METEO 825
Predictive Analytic Techniques for Meteorological Data

CART Part 1: Defining Rules

Prioritize...

After you have read this section, you should be able to interpret a tree diagram and understand how rules are built.

Read...

As I mentioned earlier, CART, or Classification and Regression Trees, is a rule-based machine learning method. It’s a common AI technique used in the field of weather and climate analytics. We actually used regression trees in Meteo 815 when we discussed data mining, so this should not be the first time you have heard of the method. In this lesson, however, we will dive deeper into the details of CART and explore exactly how the tree forms and how the rules are built that define the tree. Read on to learn more.

A Tree of Rules

In the end, we will have a set of rules that are used to predict the categorical outcome. So, how does the tree of rules work? Each case goes to the first rule and gets sent down one branch of a split (Yes or No). Each of the two branches leads to another rule. The case goes into the next rule and splits again, getting sent down another branch. This process continues to the tips of the branches (leaves).
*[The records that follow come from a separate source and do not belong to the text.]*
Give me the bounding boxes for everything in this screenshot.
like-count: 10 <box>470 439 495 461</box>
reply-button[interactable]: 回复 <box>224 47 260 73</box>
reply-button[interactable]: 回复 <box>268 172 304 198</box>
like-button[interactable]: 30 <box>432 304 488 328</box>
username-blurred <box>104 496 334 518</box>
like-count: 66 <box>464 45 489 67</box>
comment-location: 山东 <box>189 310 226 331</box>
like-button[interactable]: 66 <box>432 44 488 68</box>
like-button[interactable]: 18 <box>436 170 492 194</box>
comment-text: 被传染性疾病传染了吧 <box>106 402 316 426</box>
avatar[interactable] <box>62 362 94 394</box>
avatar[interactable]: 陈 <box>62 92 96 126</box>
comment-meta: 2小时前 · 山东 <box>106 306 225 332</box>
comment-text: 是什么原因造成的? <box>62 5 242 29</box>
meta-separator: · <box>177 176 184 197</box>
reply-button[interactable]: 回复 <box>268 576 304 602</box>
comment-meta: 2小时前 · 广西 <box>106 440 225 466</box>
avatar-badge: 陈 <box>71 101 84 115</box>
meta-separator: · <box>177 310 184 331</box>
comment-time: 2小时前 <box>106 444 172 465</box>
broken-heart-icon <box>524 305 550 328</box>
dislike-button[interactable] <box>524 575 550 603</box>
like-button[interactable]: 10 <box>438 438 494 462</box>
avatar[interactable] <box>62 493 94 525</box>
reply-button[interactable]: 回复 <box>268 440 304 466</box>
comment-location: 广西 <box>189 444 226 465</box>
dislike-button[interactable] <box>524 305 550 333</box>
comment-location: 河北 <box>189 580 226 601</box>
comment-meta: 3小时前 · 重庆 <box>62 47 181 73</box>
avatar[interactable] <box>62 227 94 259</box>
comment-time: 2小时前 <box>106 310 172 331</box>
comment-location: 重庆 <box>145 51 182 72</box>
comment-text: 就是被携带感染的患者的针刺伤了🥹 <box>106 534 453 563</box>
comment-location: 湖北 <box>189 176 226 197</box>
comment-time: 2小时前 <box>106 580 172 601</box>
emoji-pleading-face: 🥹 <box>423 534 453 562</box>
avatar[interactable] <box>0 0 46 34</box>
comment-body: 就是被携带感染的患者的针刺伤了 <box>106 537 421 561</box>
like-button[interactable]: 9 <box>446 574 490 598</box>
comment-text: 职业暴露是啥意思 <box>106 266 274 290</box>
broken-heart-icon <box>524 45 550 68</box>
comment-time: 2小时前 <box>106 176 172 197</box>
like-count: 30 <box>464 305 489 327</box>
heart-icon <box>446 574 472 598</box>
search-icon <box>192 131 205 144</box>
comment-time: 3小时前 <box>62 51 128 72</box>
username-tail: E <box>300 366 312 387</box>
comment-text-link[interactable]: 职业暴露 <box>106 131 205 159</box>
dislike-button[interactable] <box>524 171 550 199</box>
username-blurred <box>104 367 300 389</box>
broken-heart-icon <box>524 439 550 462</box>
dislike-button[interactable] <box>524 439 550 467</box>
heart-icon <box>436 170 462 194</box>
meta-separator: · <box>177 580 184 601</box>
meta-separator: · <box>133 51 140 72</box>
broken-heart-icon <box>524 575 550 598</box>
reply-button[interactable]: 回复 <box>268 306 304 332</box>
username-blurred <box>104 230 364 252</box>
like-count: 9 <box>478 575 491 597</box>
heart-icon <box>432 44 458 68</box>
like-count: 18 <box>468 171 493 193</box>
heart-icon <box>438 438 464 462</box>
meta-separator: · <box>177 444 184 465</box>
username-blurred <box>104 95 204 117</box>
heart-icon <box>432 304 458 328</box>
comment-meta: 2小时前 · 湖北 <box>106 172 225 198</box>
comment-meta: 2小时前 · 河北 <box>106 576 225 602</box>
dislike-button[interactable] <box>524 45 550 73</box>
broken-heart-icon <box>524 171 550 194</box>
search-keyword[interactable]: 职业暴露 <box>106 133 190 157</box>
The goal is to have all the cases that end up at a given branch tip to have the same categorical outcome. Below is an example of a decision tree for flight rules.

Decision tree for flight rules. Refer to text below.
Example of a decision tree for flight rules
Credit: J. Roman 

You start at the top with all of the observations (or whatever other inputs you are using). You follow Rule 1, which will lead you down one of the branches. Whichever branch you follow, you then go to Rule 2 which will lead you down two more branches which end up at the branch tip with the final outcome. The branch tip is formally called the leaf.

Building a Rule

Before we can build our tree, we need to build the rules. Each rule takes the form:

If predictor > threshold, then Yes, else No

Thus, we can build different rules using different predictors. And we can create different rules by changing the threshold applied to any one predictor.
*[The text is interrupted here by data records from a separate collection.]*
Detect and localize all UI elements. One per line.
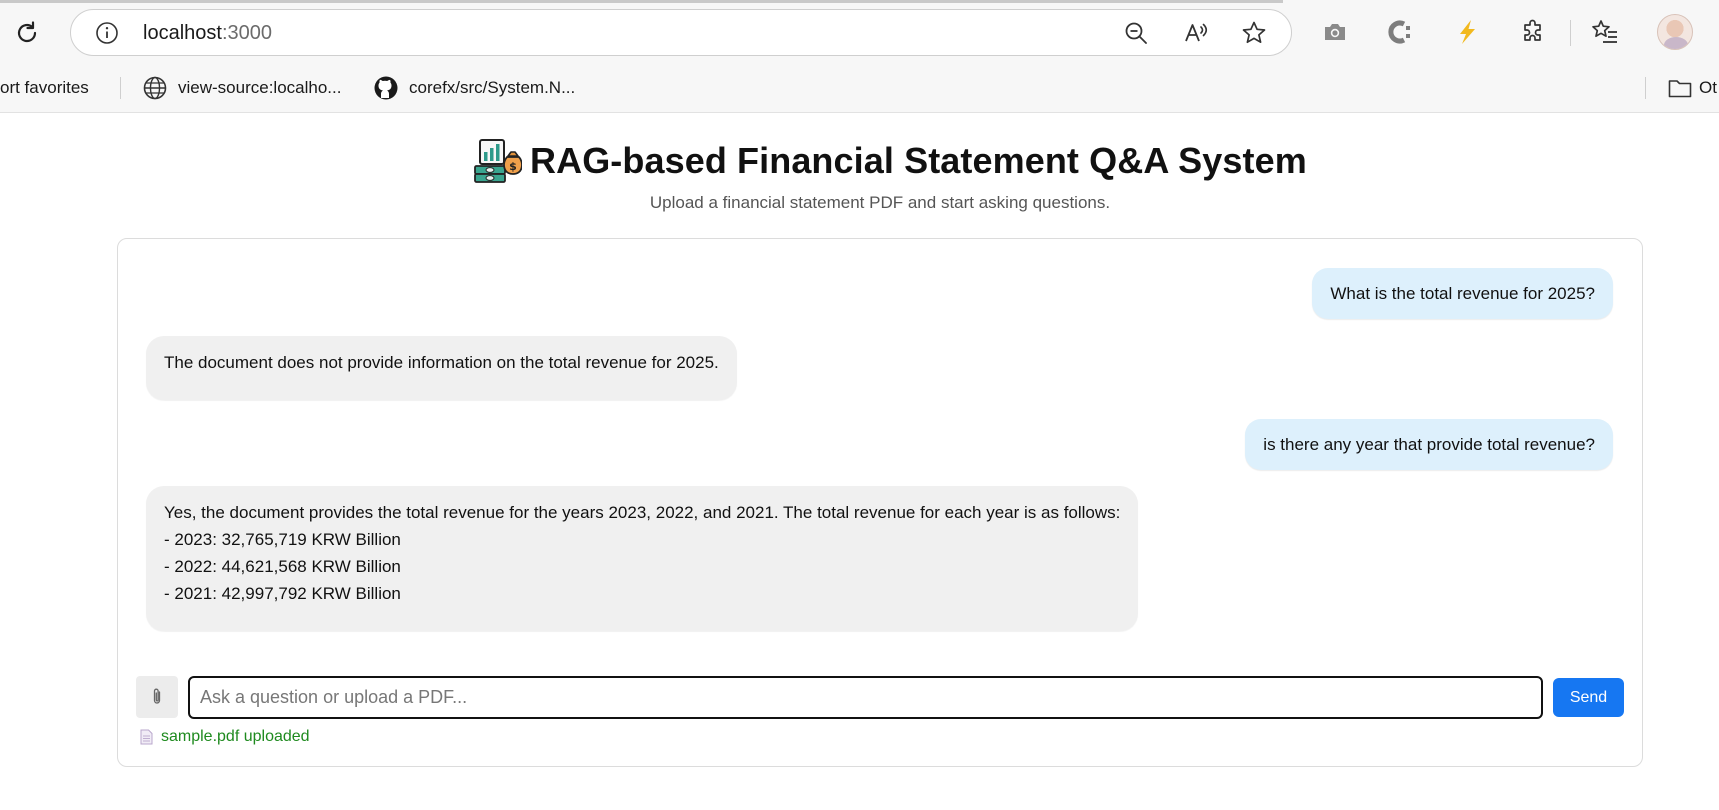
question-input[interactable] [188,676,1543,719]
zoom-out-button[interactable] [1123,20,1149,46]
extension-lightning-button[interactable] [1452,17,1482,47]
zoom-out-icon [1125,22,1147,44]
camera-icon [1325,24,1345,40]
github-icon [374,76,398,100]
url-port: :3000 [221,22,272,44]
bookmark-corefx[interactable]: corefx/src/System.N... [373,75,575,101]
bookmark-other-favorites[interactable]: Ot [1667,75,1717,101]
read-aloud-button[interactable] [1183,20,1209,46]
bookmark-label: Ot [1699,78,1717,97]
bookmarks-divider [120,77,121,99]
bookmark-view-source[interactable]: view-source:localho... [142,75,341,101]
extension-c-button[interactable] [1386,17,1416,47]
money-bag-chart-icon: $ [474,139,522,183]
reload-icon [17,21,37,43]
puzzle-icon [1524,19,1541,41]
profile-avatar[interactable] [1657,14,1693,50]
star-icon [1242,21,1266,44]
assistant-message: The document does not provide informatio… [146,336,737,400]
upload-status-text: sample.pdf uploaded [161,728,310,745]
user-message: What is the total revenue for 2025? [1312,268,1613,319]
read-aloud-icon [1185,23,1208,42]
browser-toolbar: localhost:3000 [0,0,1719,64]
user-message: is there any year that provide total rev… [1245,419,1613,470]
assistant-message: Yes, the document provides the total rev… [146,486,1139,631]
message-text: - 2021: 42,997,792 KRW Billion [164,584,401,603]
page-title: RAG-based Financial Statement Q&A System [530,140,1307,181]
address-bar[interactable]: localhost:3000 [70,9,1292,56]
screenshot-button[interactable] [1320,17,1350,47]
attach-pdf-button[interactable] [136,676,178,718]
bookmarks-bar: ort favorites view-source:localho... cor… [0,64,1719,113]
bookmarks-divider [1645,77,1646,99]
c-extension-icon [1388,20,1410,44]
reload-button[interactable] [10,16,44,50]
message-text: is there any year that provide total rev… [1263,435,1595,454]
site-info-icon[interactable] [95,21,119,45]
upload-status: sample.pdf uploaded [140,728,310,746]
message-text: - 2022: 44,621,568 KRW Billion [164,557,401,576]
svg-text:$: $ [509,160,517,173]
bookmark-import-favorites[interactable]: ort favorites [0,75,89,101]
bookmark-label: ort favorites [0,78,89,97]
paperclip-icon [153,688,161,704]
lightning-icon [1460,20,1475,44]
send-button[interactable]: Send [1553,678,1624,717]
message-text: What is the total revenue for 2025? [1330,284,1595,303]
bookmark-label: view-source:localho... [178,78,342,97]
favorites-list-icon [1592,20,1617,43]
url-host: localhost [143,22,222,44]
loading-progress-bar [0,0,1283,3]
page-header: $ RAG-based Financial Statement Q&A Syst… [474,138,1307,184]
favorites-button[interactable] [1590,17,1620,47]
document-icon [140,729,153,745]
bookmark-label: corefx/src/System.N... [409,78,576,97]
message-text: - 2023: 32,765,719 KRW Billion [164,530,401,549]
globe-icon [143,76,167,100]
extensions-button[interactable] [1518,17,1548,47]
folder-icon [1668,80,1692,98]
toolbar-divider [1570,20,1571,46]
page-subtitle: Upload a financial statement PDF and sta… [649,193,1111,212]
message-text: The document does not provide informatio… [164,353,719,372]
message-text: Yes, the document provides the total rev… [164,503,1121,522]
url-text[interactable]: localhost:3000 [143,22,272,45]
favorite-button[interactable] [1241,20,1267,46]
We build rules by testing all the predictors to see which one gives us the biggest increase in purity (e.g., the biggest decrease in H). For each predictor, we have to test multiple threshold values to see which works best. Usually, about 20 thresholds spread across the range of a predictor is sufficient. We test each of these predictor threshold combinations on our entire set of training cases (cases where we know both the predictors and the actual categorical outcome).

Below is an example of a purity calculation for different thresholds.
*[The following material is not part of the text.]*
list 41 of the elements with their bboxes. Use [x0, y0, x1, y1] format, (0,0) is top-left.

Minneapolis, MN Predict Tmin less than 32 from Tmax. Refer to text below.
Purity for different maximum temperature thresholds in Minneapolis, MN to predict if the minimum temperature will be less than freezing
Credit: J. Roman

The goal was to predict whether the minimum temperature would be below 32°F in Minneapolis, MN based on the maximum temperature from the day before. I created 12 thresholds starting at 35°F and going up to 60°F. For each threshold, I estimated the probability of observing a Tmin < 32°F given Tmax was between the threshold values. There is an optimal threshold with worse (bigger) values of H on either side (this threshold is 43°F to 45°F). The H value for the optimal threshold is 0.15, which means it does not yield 0 or a perfect purity. This just means that our one forecast rule wasn’t enough to give perfect forecasts on the training data. Hence the need for multiple rules (e.g., CART).